An online survey of 248 Nova Scotia nurses last year found 75 per cent reported staffing levels were a serious problem.

"Nurses spoke of residents being abandoned into LTC facilities where there is no time to provide adequate care or attention," the report says.

The report also makes it clear that working in a nursing home can be dangerous, especially when younger, stronger residents with brain injuries or drug-induced ailments are among those being cared for.

"There are no facilities anymore for (behavioural ) patients and we've become a dumping ground," one nurse is quoted as saying.

"We had a gentleman that gave a couple of staff concussions, broke their noses. He's in a place where he shouldn't be," said another.

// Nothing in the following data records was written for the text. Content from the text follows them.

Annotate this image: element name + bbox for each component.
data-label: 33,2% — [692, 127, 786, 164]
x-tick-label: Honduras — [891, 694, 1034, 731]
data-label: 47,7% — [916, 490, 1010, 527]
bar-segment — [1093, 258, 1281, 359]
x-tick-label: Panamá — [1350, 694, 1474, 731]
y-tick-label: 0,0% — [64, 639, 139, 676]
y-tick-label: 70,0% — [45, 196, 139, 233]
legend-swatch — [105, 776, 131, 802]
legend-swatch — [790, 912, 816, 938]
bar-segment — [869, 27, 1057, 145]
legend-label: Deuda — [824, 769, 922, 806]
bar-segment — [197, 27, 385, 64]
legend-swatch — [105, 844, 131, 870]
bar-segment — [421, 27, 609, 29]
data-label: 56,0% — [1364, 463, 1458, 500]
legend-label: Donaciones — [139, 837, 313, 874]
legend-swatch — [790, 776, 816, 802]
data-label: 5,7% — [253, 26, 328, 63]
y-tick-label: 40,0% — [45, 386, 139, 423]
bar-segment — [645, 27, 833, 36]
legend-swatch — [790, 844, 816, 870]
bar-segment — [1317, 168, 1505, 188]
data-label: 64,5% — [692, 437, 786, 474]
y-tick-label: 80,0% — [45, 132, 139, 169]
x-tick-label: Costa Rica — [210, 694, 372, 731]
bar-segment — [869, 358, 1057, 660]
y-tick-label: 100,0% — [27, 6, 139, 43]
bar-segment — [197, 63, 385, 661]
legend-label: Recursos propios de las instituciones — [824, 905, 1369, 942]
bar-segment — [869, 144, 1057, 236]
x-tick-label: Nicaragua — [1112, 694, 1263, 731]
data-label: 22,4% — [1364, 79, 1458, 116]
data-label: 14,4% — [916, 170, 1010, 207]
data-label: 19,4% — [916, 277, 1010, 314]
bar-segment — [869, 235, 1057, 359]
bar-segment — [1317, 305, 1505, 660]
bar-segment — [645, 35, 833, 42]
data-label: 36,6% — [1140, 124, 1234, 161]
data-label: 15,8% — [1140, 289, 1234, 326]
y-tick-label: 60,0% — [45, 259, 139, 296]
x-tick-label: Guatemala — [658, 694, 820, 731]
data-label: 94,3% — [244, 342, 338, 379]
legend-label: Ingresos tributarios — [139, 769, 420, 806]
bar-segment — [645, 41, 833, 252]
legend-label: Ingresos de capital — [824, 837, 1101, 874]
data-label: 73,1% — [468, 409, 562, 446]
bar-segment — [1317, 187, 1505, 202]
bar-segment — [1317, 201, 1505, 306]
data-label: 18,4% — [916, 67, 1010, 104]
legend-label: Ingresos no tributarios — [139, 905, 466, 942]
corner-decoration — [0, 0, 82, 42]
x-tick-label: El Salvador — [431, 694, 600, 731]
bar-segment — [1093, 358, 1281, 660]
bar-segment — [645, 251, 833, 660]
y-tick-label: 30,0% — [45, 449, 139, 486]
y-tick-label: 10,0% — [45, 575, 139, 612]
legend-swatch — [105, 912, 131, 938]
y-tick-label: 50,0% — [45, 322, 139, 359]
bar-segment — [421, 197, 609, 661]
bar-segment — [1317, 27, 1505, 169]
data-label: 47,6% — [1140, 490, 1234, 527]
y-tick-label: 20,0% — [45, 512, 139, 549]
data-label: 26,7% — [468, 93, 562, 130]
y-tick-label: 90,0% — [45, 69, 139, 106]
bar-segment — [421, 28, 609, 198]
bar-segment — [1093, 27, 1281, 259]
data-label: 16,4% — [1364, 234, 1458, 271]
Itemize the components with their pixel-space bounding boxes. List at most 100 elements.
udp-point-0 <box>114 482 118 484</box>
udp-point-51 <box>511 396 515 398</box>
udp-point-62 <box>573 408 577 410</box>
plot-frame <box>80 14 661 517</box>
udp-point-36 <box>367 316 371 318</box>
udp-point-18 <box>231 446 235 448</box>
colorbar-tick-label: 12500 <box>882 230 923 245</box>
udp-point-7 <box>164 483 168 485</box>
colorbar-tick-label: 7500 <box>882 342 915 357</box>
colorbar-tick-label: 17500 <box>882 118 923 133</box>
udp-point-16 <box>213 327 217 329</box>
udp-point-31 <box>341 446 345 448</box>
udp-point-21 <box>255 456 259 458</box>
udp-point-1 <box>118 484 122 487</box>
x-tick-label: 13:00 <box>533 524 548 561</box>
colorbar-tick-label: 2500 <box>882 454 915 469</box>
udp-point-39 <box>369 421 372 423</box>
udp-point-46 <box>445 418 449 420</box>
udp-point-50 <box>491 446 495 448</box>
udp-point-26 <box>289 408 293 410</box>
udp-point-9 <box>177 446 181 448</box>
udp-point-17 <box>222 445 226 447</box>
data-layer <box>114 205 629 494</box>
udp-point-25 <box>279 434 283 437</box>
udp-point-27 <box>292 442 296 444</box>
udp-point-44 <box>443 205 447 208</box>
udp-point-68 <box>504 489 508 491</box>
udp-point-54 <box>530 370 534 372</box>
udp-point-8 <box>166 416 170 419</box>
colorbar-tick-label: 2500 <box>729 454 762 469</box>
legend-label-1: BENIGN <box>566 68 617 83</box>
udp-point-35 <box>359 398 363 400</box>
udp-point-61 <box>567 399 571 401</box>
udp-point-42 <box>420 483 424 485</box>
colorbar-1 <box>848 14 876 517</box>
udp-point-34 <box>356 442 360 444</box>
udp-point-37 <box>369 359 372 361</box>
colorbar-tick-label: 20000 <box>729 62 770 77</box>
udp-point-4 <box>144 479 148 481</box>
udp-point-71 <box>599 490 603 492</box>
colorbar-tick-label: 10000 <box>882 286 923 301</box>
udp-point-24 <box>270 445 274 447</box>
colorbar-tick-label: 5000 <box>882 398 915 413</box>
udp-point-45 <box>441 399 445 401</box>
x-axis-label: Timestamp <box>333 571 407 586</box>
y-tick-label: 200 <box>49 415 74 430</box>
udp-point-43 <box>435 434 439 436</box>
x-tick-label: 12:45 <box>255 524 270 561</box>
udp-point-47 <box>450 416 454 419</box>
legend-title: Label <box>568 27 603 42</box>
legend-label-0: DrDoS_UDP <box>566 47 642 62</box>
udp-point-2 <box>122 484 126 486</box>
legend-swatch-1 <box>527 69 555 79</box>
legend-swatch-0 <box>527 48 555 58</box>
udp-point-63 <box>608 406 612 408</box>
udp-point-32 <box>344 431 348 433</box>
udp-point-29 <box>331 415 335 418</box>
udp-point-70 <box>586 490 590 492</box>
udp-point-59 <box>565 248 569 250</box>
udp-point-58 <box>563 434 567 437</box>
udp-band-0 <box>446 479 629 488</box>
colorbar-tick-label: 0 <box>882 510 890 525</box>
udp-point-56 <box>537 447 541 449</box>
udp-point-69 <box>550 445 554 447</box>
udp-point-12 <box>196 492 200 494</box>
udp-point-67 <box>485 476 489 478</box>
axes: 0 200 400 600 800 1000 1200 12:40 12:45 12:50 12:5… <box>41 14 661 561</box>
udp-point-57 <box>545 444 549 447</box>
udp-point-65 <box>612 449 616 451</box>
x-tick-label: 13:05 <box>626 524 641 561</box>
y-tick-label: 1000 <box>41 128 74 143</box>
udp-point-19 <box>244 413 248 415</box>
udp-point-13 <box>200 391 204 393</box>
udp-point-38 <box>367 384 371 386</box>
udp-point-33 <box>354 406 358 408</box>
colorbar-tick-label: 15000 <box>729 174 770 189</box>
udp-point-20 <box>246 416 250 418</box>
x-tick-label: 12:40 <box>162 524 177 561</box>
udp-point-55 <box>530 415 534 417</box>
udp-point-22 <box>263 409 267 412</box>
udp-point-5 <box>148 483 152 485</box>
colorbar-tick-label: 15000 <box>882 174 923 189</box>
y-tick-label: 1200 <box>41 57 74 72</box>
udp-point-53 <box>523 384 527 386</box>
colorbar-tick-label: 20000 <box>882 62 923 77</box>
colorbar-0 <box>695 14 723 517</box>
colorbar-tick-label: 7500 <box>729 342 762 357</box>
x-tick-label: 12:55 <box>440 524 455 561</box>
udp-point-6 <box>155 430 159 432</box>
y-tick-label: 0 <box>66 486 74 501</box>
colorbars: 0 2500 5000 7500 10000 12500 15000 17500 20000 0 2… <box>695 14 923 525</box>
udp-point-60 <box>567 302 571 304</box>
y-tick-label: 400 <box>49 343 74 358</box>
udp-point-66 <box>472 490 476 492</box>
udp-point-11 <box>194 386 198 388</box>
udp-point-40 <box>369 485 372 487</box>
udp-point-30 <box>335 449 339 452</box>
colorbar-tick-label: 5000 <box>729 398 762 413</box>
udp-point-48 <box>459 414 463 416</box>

The report cites Workers' Compensation Board figures that show there were 81 violence-related claims in Nova Scotia's hospital sector in 2014, compared with 115 in the much smaller long-term care sector. The 2015 online survey found 25 per cent of those who responded said they experienced physical violence a couple times every month or more.

"Unacceptably high levels of violence, illness and injury rates across Canadian facilities contribute to making LTC one of the most dangerous workplaces overall," the report says.